時刻Ti1にエンジン1の運転状態が、全筒運転領域へと移行したとする。これに伴い、スロットル弁57の開度は相対的に小へと変更されるものの、吸気負圧が実際に高くなるまでは、時間遅れが生じる。その結果、時刻Ti2で、吸気負圧が十分に高くなったとする。このときに、燃料噴射形態は、時刻Ti2まで第1燃料噴射形態を継続し、その後、吸気行程中に燃料を一括噴射する第2燃料噴射形態へと切り替える。こうすることで、十分に高い吸気負圧が確保されているため、その高い吸気負圧を利用して、吸気行程中に噴射した燃料の気化が促進される。その結果、混合気の着火性及び燃焼安定性が確保される。こうして、減筒運転から全筒運転への切り替え時に、燃焼安定性が低下してしまうことが未然に回避される。
ここで、第1燃料噴射形態から第2燃料噴射形態への切り替えの遅延期間は、吸気負圧が十分に高くなる期間として適宜設定すればよく、全筒運転に切り替わった後、全ての気筒11(つまり、4つの気筒11)が、少なくとも1回の吸気を行う期間以上に設定すればよい。こうすることで、吸気マニホールド圧が低下し得る。尚、第1燃料噴射形態から第2燃料噴射形態への切り替え制御は、サイクル数に基づいて行ってもよし、時間に基づいて行ってもよい。また、吸気マニホールド圧を検出し、その検出した吸気マニホールド圧に基づいて、第1燃料噴射形態から第2燃料噴射形態への切り替え制御を行ってもよい。

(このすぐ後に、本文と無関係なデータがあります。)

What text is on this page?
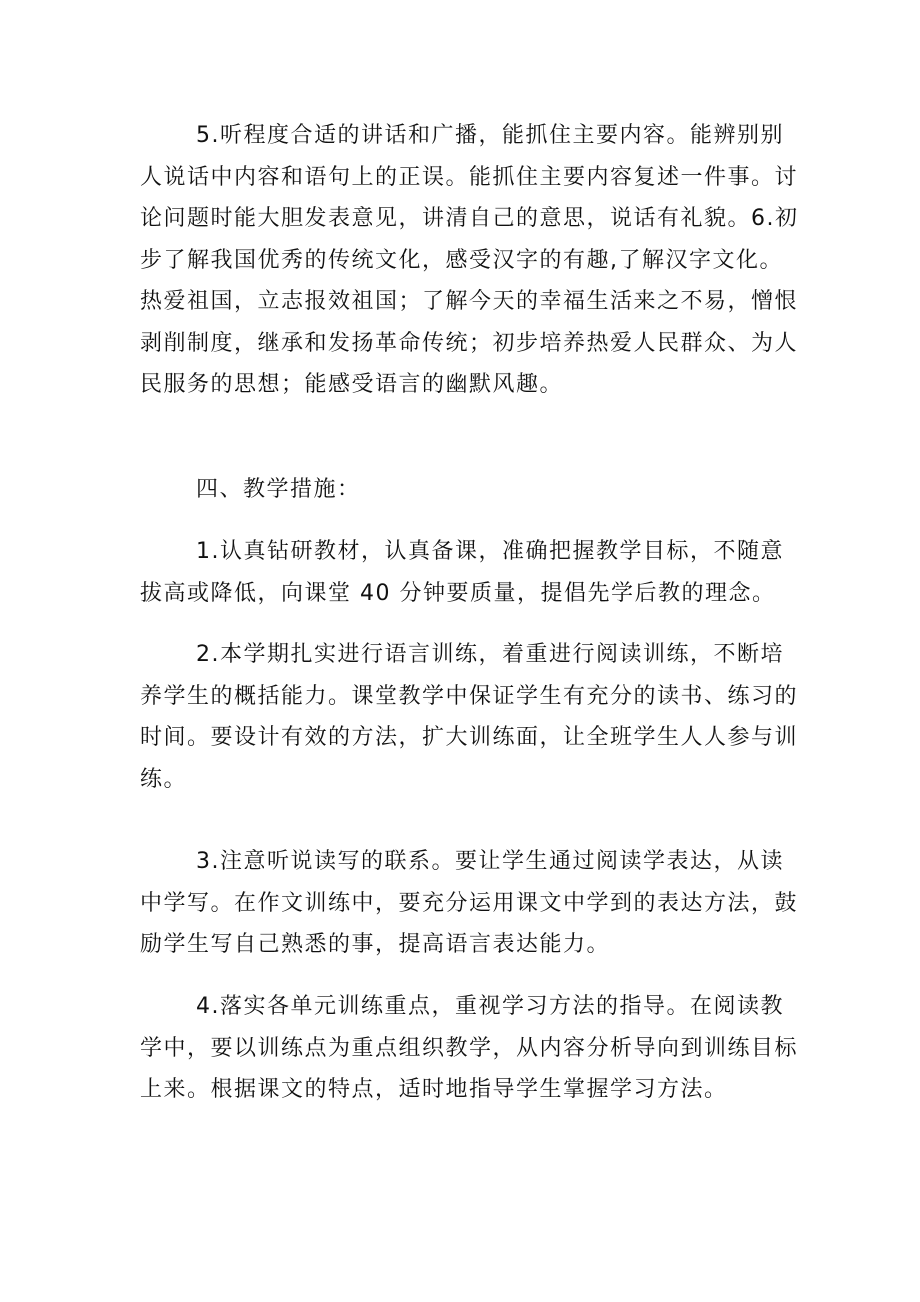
5.听程度合适的讲话和广播，能抓住主要内容。能辨别别
人说话中内容和语句上的正误。能抓住主要内容复述一件事。讨
论问题时能大胆发表意见，讲清自己的意思，说话有礼貌。6.初
步了解我国优秀的传统文化，感受汉字的有趣,了解汉字文化。
热爱祖国，立志报效祖国；了解今天的幸福生活来之不易，憎恨
剥削制度，继承和发扬革命传统；初步培养热爱人民群众、为人
民服务的思想；能感受语言的幽默风趣。

四、教学措施：

1.认真钻研教材，认真备课，准确把握教学目标，不随意
拔高或降低，向课堂 40 分钟要质量，提倡先学后教的理念。

2.本学期扎实进行语言训练，着重进行阅读训练，不断培
养学生的概括能力。课堂教学中保证学生有充分的读书、练习的
时间。要设计有效的方法，扩大训练面，让全班学生人人参与训
练。

3.注意听说读写的联系。要让学生通过阅读学表达，从读
中学写。在作文训练中，要充分运用课文中学到的表达方法，鼓
励学生写自己熟悉的事，提高语言表达能力。

4.落实各单元训练重点，重视学习方法的指导。在阅读教
学中，要以训练点为重点组织教学，从内容分析导向到训练目标
上来。根据课文的特点，适时地指导学生掌握学习方法。
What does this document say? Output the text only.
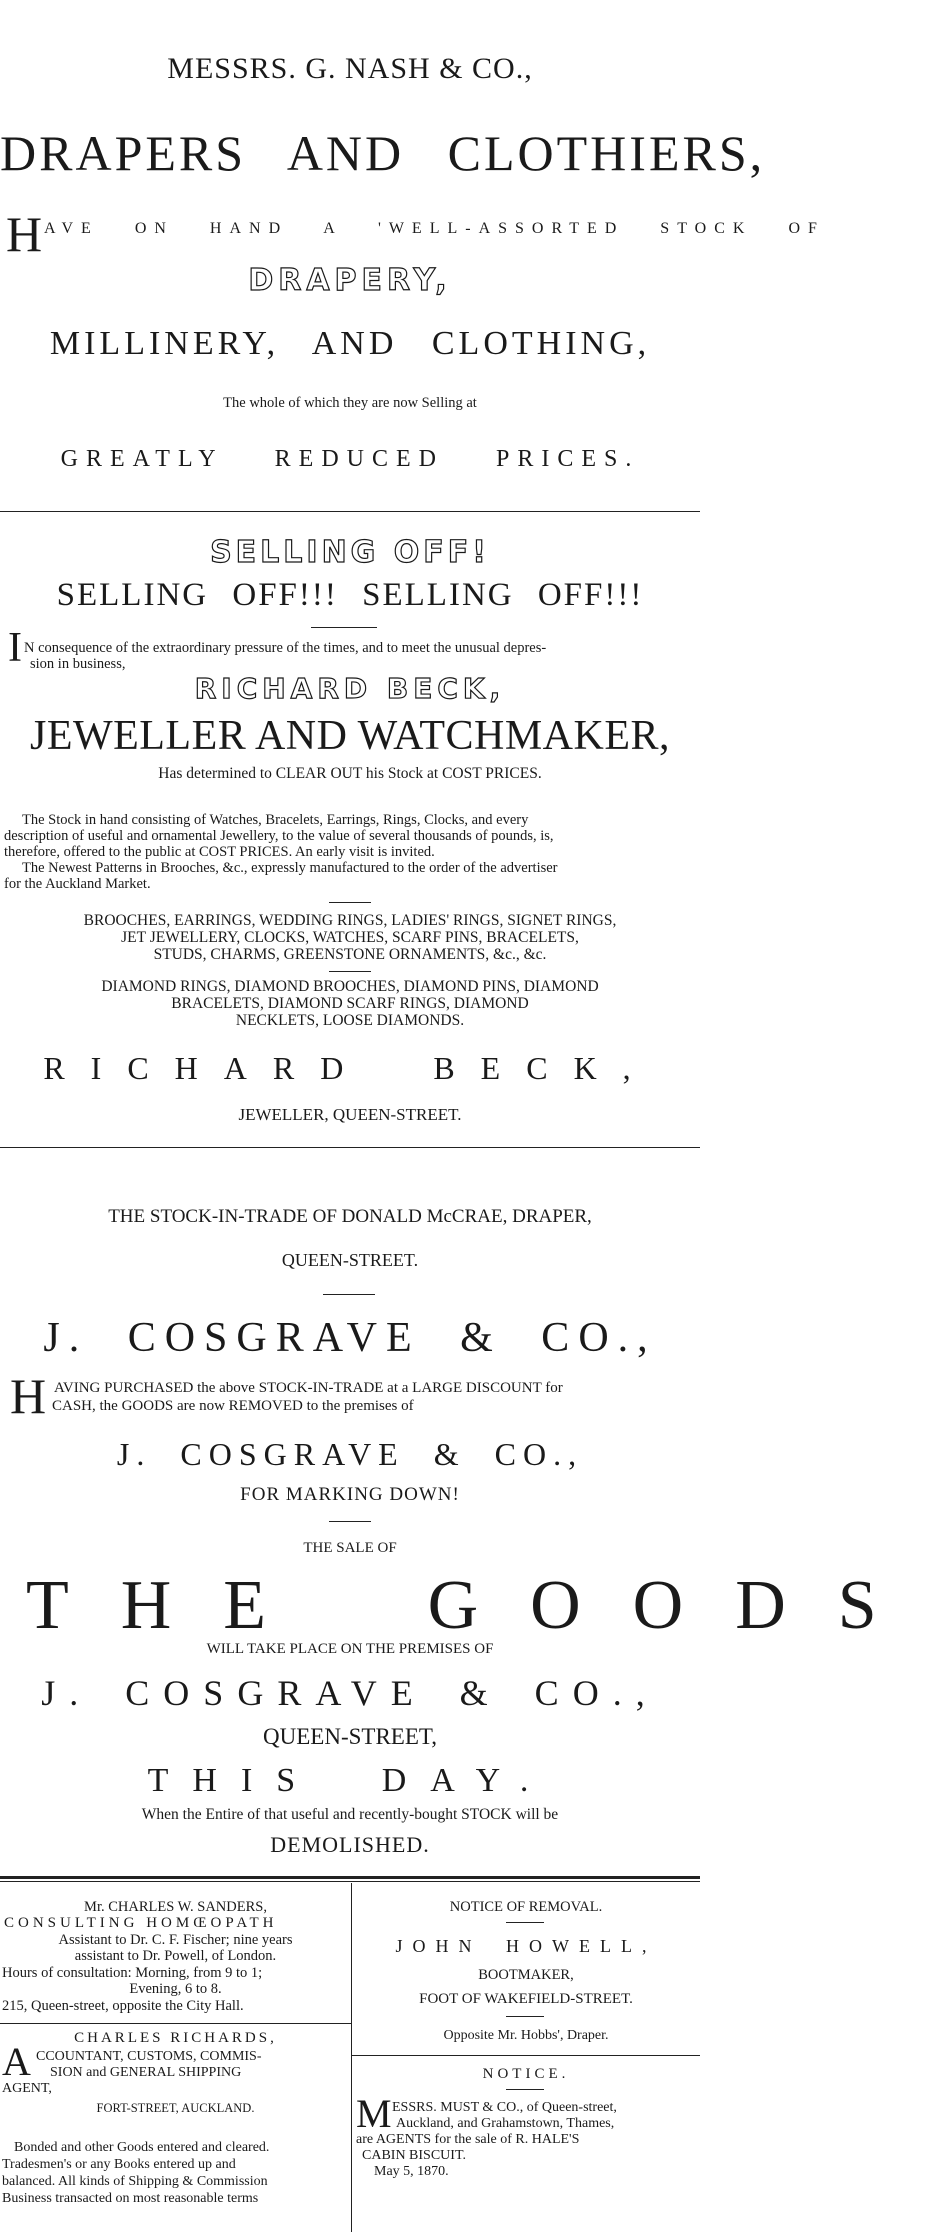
MESSRS. G. NASH & CO.,
DRAPERS AND CLOTHIERS,
H AVE ON HAND A 'WELL-ASSORTED STOCK OF
DRAPERY,
MILLINERY, AND CLOTHING,
The whole of which they are now Selling at
GREATLY REDUCED PRICES.
SELLING OFF!
SELLING OFF!!! SELLING OFF!!!
I N consequence of the extraordinary pressure of the times, and to meet the unusual depres-
sion in business,
RICHARD BECK,
JEWELLER AND WATCHMAKER,
Has determined to CLEAR OUT his Stock at COST PRICES.
The Stock in hand consisting of Watches, Bracelets, Earrings, Rings, Clocks, and every
description of useful and ornamental Jewellery, to the value of several thousands of pounds, is,
therefore, offered to the public at COST PRICES. An early visit is invited.
The Newest Patterns in Brooches, &c., expressly manufactured to the order of the advertiser
for the Auckland Market.
BROOCHES, EARRINGS, WEDDING RINGS, LADIES' RINGS, SIGNET RINGS,
JET JEWELLERY, CLOCKS, WATCHES, SCARF PINS, BRACELETS,
STUDS, CHARMS, GREENSTONE ORNAMENTS, &c., &c.
DIAMOND RINGS, DIAMOND BROOCHES, DIAMOND PINS, DIAMOND
BRACELETS, DIAMOND SCARF RINGS, DIAMOND
NECKLETS, LOOSE DIAMONDS.
RICHARD BECK,
JEWELLER, QUEEN-STREET.
THE STOCK-IN-TRADE OF DONALD McCRAE, DRAPER,
QUEEN-STREET.
J. COSGRAVE & CO.,
H AVING PURCHASED the above STOCK-IN-TRADE at a LARGE DISCOUNT for
CASH, the GOODS are now REMOVED to the premises of
J. COSGRAVE & CO.,
FOR MARKING DOWN!
THE SALE OF
THE GOODS
WILL TAKE PLACE ON THE PREMISES OF
J. COSGRAVE & CO.,
QUEEN-STREET,
THIS DAY.
When the Entire of that useful and recently-bought STOCK will be
DEMOLISHED.
Mr. CHARLES W. SANDERS,
CONSULTING HOMŒOPATH
Assistant to Dr. C. F. Fischer; nine years
assistant to Dr. Powell, of London.
Hours of consultation: Morning, from 9 to 1;
Evening, 6 to 8.
215, Queen-street, opposite the City Hall.
CHARLES RICHARDS,
A CCOUNTANT, CUSTOMS, COMMIS-
SION and GENERAL SHIPPING
AGENT,
FORT-STREET, AUCKLAND.
Bonded and other Goods entered and cleared.
Tradesmen's or any Books entered up and
balanced. All kinds of Shipping & Commission
Business transacted on most reasonable terms
NOTICE OF REMOVAL.
JOHN HOWELL,
BOOTMAKER,
FOOT OF WAKEFIELD-STREET.
Opposite Mr. Hobbs', Draper.
NOTICE.
M ESSRS. MUST & CO., of Queen-street,
Auckland, and Grahamstown, Thames,
are AGENTS for the sale of R. HALE'S
CABIN BISCUIT.
May 5, 1870.
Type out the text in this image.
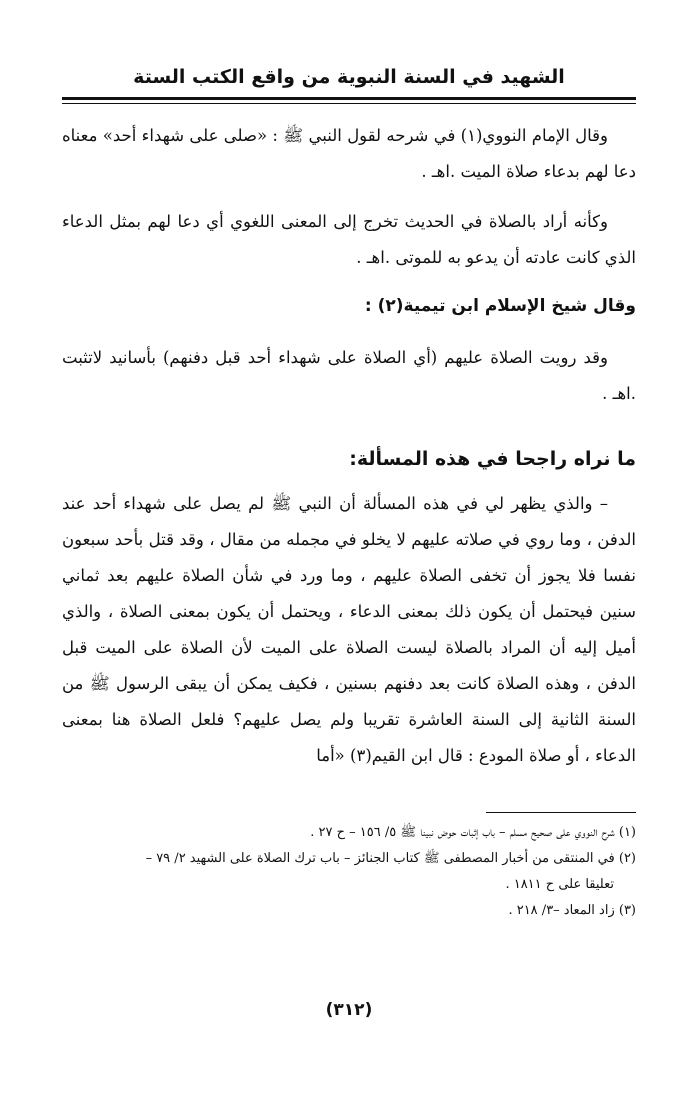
الشهيد في السنة النبوية من واقع الكتب الستة

وقال الإمام النووي(١) في شرحه لقول النبي ﷺ : «صلى على شهداء أحد» معناه دعا لهم بدعاء صلاة الميت .اهـ .

وكأنه أراد بالصلاة في الحديث تخرج إلى المعنى اللغوي أي دعا لهم بمثل الدعاء الذي كانت عادته أن يدعو به للموتى .اهـ .

وقال شيخ الإسلام ابن تيمية(٢) :

وقد رويت الصلاة عليهم (أي الصلاة على شهداء أحد قبل دفنهم) بأسانيد لاتثبت .اهـ .

ما نراه راجحا في هذه المسألة:

– والذي يظهر لي في هذه المسألة أن النبي ﷺ لم يصل على شهداء أحد عند الدفن ، وما روي في صلاته عليهم لا يخلو في مجمله من مقال ، وقد قتل بأحد سبعون نفسا فلا يجوز أن تخفى الصلاة عليهم ، وما ورد في شأن الصلاة عليهم بعد ثماني سنين فيحتمل أن يكون ذلك بمعنى الدعاء ، ويحتمل أن يكون بمعنى الصلاة ، والذي أميل إليه أن المراد بالصلاة ليست الصلاة على الميت لأن الصلاة على الميت قبل الدفن ، وهذه الصلاة كانت بعد دفنهم بسنين ، فكيف يمكن أن يبقى الرسول ﷺ من السنة الثانية إلى السنة العاشرة تقريبا ولم يصل عليهم؟ فلعل الصلاة هنا بمعنى الدعاء ، أو صلاة المودع : قال ابن القيم(٣) «أما

(١) شرح النووي على صحيح مسلم – باب إثبات حوض نبينا ﷺ ٥/ ١٥٦ – ح ٢٧ .

(٢) في المنتقى من أخبار المصطفى ﷺ كتاب الجنائز – باب ترك الصلاة على الشهيد ٢/ ٧٩ –

تعليقا على ح ١٨١١ .

(٣) زاد المعاد –٣/ ٢١٨ .

(٣١٢)
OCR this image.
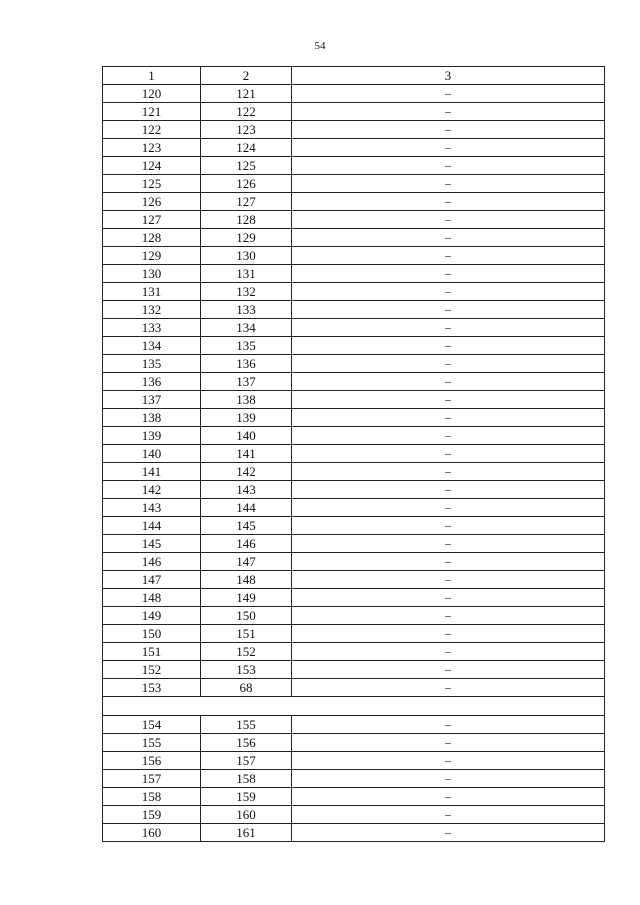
54
1	2	3
120	121	–
121	122	–
122	123	–
123	124	–
124	125	–
125	126	–
126	127	–
127	128	–
128	129	–
129	130	–
130	131	–
131	132	–
132	133	–
133	134	–
134	135	–
135	136	–
136	137	–
137	138	–
138	139	–
139	140	–
140	141	–
141	142	–
142	143	–
143	144	–
144	145	–
145	146	–
146	147	–
147	148	–
148	149	–
149	150	–
150	151	–
151	152	–
152	153	–
153	68	–

154	155	–
155	156	–
156	157	–
157	158	–
158	159	–
159	160	–
160	161	–
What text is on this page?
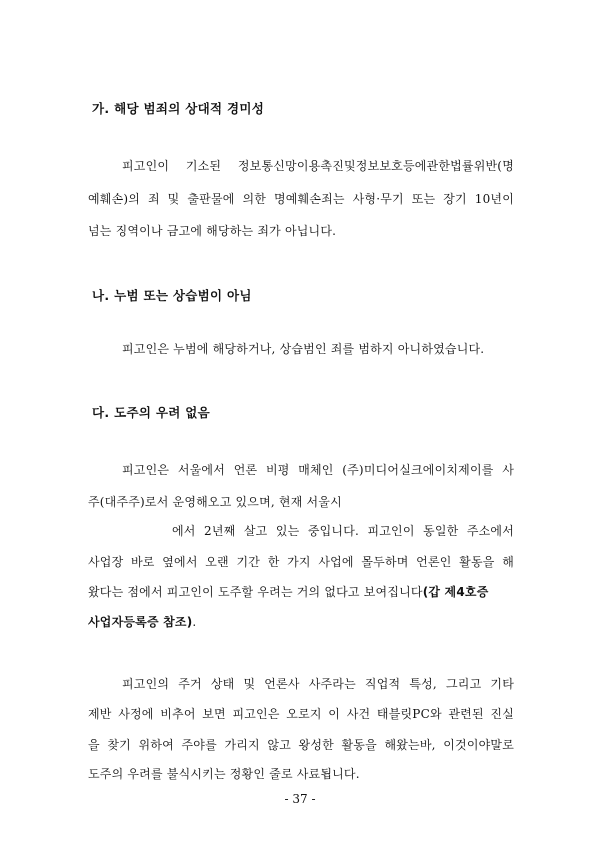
가. 해당 범죄의 상대적 경미성
피고인이 기소된 정보통신망이용촉진및정보보호등에관한법률위반(명
예훼손)의 죄 및 출판물에 의한 명예훼손죄는 사형·무기 또는 장기 10년이
넘는 징역이나 금고에 해당하는 죄가 아닙니다.
나. 누범 또는 상습범이 아님
피고인은 누범에 해당하거나, 상습범인 죄를 범하지 아니하였습니다.
다. 도주의 우려 없음
피고인은 서울에서 언론 비평 매체인 (주)미디어실크에이치제이를 사
주(대주주)로서 운영해오고 있으며, 현재 서울시
에서 2년째 살고 있는 중입니다. 피고인이 동일한 주소에서
사업장 바로 옆에서 오랜 기간 한 가지 사업에 몰두하며 언론인 활동을 해
왔다는 점에서 피고인이 도주할 우려는 거의 없다고 보여집니다(갑 제4호증
사업자등록증 참조).
피고인의 주거 상태 및 언론사 사주라는 직업적 특성, 그리고 기타
제반 사정에 비추어 보면 피고인은 오로지 이 사건 태블릿PC와 관련된 진실
을 찾기 위하여 주야를 가리지 않고 왕성한 활동을 해왔는바, 이것이야말로
도주의 우려를 불식시키는 정황인 줄로 사료됩니다.
- 37 -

尚、減筒運転から全筒運転への切り替え時であっても、燃料噴射形態の切り替えを伴わないような切り替え時には、こうした過渡制御は不要である。また、図5に示す矢印A又は矢印Bとは逆向きに、等負荷のままで全筒運転から減筒運転へ切り替わるときには、第2燃料噴射形態から第1燃料噴射形態へと切り替わるものの、第2燃料噴射形態から第1燃料噴射形態への切り替わりは、全筒運転から減筒運転へ切り替わりと同時に行えばよい。
尚、前記の構成では、第1燃料噴射形態では、吸気行程噴射と圧縮行程噴射との分割噴射を行い、第3燃料噴射形態では、吸気行程中の分割噴射を行い、圧縮行程噴射は行っていないが、第3燃料噴射形態として、吸気行程噴射と圧縮行程噴射との分割噴射を行うと共に、第1燃料噴射形態と第3燃料噴射形態とで、吸気行程噴射の噴射量と、圧縮行程噴射の噴射量との比率を変更するようにしてもよい。具体的には、燃料の気化率が相対的に低い第1燃料噴射形態では、圧縮行程噴射の噴射量を吸気行程噴射の噴射量よりも増やした上で、吸気行程噴射と圧縮行程噴射との分割噴射を行い、燃料の気化率が相対的に高い第3燃料噴射形態では、吸気行程噴射の噴射量を圧縮行程噴射の噴射量よりも増やした上で、吸気行程噴射と圧縮行程噴射との分割噴射を行うようにしてもよい。
また、直噴の燃料噴射弁53に加えて、吸気ポートに燃料を噴射する燃料噴射弁をさらに備えるようにしてもよい。